On November 9, Pfizer announced on its official website that the mRNA new crown vaccine candidate BNT162b2 developed in cooperation with the German company BioNTech has proven to be more than 90% effective, far higher than the 50% required by the FDA. Analysis of vaccinated persons and placebo patients (a total of 94 confirmed cases of new coronary pneumonia) showed that the effective rate of the vaccine reached more than 90% 7 days after the vaccine was vaccinated twice at 21 days intervals, which means that Protection is available 28 days after starting the vaccination. BNT162b2 mainly targets the entire S protein of the virus. It obtained fast-track certification from the FDA in mid-July. It entered Phase III clinical trials on July 27 and has recruited 43,538 participants so far. As of November 8, 2020, 38,955 of the participants have received the second dose of candidate vaccine, covering patients of different races and backgrounds.
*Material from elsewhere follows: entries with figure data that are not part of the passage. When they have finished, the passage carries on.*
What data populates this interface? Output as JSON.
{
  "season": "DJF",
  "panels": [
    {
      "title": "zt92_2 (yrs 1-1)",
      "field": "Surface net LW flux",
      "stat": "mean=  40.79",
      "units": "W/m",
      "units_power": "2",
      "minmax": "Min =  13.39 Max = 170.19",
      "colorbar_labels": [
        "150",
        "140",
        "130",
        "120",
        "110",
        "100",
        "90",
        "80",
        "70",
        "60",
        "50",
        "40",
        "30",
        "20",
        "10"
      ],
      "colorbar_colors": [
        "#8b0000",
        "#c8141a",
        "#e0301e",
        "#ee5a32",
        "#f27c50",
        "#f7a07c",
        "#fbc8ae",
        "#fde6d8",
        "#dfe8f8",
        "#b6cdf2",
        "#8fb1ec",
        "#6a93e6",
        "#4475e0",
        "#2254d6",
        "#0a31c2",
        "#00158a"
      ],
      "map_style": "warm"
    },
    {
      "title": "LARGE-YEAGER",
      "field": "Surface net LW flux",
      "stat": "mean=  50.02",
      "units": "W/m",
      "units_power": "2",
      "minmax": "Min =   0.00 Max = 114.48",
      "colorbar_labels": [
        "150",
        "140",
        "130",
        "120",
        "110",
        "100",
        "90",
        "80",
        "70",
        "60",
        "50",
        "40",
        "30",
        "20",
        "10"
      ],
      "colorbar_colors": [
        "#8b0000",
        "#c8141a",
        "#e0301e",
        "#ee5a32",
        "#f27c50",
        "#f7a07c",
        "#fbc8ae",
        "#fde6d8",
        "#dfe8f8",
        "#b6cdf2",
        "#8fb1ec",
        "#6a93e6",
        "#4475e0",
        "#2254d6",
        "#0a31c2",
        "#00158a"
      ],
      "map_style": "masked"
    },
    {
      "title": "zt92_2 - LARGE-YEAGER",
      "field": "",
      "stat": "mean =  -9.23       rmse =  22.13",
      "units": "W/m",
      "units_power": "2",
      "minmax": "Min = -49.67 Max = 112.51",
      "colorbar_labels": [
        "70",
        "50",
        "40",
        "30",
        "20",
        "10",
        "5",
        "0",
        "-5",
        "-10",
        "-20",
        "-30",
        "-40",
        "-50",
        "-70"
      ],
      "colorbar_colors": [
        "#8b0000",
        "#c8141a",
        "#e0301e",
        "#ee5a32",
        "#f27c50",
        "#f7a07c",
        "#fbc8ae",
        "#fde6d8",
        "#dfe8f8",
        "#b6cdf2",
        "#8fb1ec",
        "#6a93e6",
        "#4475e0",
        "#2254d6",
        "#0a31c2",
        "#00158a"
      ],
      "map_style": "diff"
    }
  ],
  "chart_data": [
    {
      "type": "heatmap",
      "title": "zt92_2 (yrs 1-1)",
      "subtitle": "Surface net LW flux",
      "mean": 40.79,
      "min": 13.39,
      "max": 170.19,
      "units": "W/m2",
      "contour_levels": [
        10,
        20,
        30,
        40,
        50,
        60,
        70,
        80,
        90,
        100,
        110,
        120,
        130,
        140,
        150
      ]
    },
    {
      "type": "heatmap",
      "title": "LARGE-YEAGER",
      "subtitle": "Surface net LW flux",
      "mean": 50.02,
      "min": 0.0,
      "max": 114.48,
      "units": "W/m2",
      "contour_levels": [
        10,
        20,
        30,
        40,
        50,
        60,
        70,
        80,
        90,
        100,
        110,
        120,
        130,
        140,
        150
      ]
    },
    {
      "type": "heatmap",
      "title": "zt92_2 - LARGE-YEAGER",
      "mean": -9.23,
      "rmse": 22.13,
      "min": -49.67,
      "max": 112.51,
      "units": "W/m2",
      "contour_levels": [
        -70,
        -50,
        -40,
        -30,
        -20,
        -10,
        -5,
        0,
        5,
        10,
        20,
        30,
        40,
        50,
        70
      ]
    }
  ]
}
Pfizer said that clinical trials are continuing and it is expected to conduct a final analysis of 164 confirmed cases of COVID-19, and will also evaluate the efficacy of the second dose of vaccine 14 days after vaccination, as well as candidate vaccines in people who have been previously exposed to the COVID-19 environment. The potential to provide protection against severe COVID-19. In addition, the two companies also stated that they are working hard to prepare the necessary safety and production data to be submitted to the FDA to prove the safety and quality of the vaccine products produced, and are expected to produce up to 50 million doses worldwide by the end of 2020 Vaccines, up to 1.3 billion doses of vaccines will be produced by the end of 2021.